+ 2

[SOLVED] Why is the code part infinite?

This is an infinite loop. for(unsigned i=0; i >=0; i--) { // do work ... }

4th Sep 2021, 4:36 PM
mesarthim
mesarthim - avatar
4 Answers
+ 8
That’s because an unsigned int can only be a positive number. i already equals 0, it cannot go into negatives. i will always be greater than or equal to zero, so the check i >= 0 will always return true. It’s effectively the same as: for (;;).
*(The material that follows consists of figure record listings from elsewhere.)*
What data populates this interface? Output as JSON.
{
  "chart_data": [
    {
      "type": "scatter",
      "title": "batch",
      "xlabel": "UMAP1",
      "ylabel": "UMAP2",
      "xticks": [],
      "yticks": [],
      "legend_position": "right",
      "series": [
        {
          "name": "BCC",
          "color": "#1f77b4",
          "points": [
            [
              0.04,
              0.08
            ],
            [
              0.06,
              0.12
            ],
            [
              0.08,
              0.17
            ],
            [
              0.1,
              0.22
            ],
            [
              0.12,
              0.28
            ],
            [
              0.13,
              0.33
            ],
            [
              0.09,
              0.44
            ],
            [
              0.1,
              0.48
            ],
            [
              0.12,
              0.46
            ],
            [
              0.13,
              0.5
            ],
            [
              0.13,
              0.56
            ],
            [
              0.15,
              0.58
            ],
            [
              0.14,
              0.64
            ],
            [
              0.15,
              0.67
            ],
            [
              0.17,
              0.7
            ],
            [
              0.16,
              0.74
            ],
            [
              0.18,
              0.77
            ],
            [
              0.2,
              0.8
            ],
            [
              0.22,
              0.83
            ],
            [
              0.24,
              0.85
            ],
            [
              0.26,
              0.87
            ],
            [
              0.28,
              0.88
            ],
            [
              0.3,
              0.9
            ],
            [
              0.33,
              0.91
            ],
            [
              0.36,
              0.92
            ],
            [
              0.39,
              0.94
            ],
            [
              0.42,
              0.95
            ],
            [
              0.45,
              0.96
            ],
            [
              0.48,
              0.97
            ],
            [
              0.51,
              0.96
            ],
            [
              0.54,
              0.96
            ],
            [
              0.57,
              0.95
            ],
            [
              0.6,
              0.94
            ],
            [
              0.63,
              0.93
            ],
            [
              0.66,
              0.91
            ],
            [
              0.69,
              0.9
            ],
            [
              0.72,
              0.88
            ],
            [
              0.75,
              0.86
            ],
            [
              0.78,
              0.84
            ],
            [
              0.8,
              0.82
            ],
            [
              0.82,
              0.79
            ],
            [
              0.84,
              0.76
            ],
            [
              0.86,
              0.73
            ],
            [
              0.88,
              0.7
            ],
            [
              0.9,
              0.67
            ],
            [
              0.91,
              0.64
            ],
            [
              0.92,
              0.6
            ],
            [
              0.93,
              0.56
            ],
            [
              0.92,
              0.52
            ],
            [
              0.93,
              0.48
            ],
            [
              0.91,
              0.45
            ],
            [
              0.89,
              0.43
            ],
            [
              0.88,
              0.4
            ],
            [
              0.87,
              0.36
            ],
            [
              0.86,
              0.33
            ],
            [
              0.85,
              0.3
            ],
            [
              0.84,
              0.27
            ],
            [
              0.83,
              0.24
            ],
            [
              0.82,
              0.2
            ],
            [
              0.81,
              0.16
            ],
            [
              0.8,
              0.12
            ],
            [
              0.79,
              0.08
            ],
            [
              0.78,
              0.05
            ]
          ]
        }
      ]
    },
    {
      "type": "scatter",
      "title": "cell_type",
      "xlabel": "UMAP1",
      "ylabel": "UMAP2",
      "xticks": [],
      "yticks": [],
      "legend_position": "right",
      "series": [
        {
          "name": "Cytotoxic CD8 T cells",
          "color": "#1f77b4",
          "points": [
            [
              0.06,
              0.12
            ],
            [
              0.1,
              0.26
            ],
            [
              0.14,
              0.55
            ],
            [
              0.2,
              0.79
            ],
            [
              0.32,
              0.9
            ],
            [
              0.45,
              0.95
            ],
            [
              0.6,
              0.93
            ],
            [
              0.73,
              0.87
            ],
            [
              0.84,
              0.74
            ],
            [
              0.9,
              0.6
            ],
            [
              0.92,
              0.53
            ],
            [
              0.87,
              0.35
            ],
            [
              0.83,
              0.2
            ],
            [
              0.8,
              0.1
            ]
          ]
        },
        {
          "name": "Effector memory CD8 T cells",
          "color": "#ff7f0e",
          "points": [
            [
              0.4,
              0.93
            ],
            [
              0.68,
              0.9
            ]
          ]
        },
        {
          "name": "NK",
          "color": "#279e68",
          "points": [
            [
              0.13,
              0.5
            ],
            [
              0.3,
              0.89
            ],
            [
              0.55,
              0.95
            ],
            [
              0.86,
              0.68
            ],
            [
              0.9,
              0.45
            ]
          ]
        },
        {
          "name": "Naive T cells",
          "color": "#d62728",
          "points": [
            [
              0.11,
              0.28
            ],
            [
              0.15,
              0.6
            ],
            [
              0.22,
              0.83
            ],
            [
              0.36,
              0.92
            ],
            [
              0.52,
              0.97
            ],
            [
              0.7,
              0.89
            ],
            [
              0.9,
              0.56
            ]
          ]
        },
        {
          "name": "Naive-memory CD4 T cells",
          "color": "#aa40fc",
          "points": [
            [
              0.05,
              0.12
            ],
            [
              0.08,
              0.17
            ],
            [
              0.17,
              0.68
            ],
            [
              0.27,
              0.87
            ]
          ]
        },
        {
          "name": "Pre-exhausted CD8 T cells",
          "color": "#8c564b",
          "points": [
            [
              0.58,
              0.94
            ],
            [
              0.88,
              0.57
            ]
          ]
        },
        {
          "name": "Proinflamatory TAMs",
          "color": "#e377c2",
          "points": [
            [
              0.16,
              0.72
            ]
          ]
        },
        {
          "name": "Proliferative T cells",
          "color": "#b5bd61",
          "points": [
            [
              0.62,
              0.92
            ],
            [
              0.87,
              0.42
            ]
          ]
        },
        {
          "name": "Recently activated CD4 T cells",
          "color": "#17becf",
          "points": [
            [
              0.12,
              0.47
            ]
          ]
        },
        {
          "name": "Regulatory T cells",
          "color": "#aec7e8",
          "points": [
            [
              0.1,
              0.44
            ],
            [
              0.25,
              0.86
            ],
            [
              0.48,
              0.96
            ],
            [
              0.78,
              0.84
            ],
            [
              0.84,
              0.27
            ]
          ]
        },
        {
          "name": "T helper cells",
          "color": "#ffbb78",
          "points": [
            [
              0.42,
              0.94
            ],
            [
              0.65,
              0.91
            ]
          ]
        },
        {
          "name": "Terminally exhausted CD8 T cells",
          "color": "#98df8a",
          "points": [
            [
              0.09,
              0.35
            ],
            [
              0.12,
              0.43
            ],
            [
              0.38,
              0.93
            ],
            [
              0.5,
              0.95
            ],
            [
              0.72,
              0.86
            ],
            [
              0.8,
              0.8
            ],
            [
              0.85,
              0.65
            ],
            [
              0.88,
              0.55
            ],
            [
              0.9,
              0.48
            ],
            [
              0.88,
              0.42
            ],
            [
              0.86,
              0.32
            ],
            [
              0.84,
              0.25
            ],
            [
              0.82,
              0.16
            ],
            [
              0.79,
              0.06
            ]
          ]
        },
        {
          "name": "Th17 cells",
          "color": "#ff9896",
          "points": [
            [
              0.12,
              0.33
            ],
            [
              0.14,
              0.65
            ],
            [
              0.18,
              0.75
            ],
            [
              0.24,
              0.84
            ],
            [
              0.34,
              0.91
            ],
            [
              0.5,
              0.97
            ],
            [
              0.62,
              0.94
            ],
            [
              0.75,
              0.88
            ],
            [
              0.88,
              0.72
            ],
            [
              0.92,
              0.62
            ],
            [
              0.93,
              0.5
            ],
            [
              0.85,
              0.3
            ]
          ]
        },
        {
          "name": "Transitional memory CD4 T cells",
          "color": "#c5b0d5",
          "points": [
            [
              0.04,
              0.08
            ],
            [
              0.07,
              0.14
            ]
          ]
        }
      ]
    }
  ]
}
Here’s an example that is not infinite, using a signed int which allows negatives: for (int i = 0; i >= -10; --i) { printf("%d", i); }e Abhay explains below, that on the decrement iteration where i equals zero, the counter goes back to the max positive value, like an odometer.
4th Sep 2021, 4:45 PM
DavX
DavX - avatar
+ 3
It does not only remains zero as i thought . Look at the example , for(unsigned int i=0;i>=0;i--){ printf("%lu\n",i); } It will start decrementing from the max value of unsigned int after we try to make the number negative .
4th Sep 2021, 5:26 PM
Abhay
Abhay - avatar
+ 2
As i is unsigned data type so its value never become negative so it becomes infinite
4th Sep 2021, 6:33 PM
Mohd Aadil
Mohd Aadil - avatar
+ 1
Thanks for all explanations! :) DavX , Abhay , Mohd Aadil .
4th Sep 2021, 6:42 PM
mesarthim
mesarthim - avatar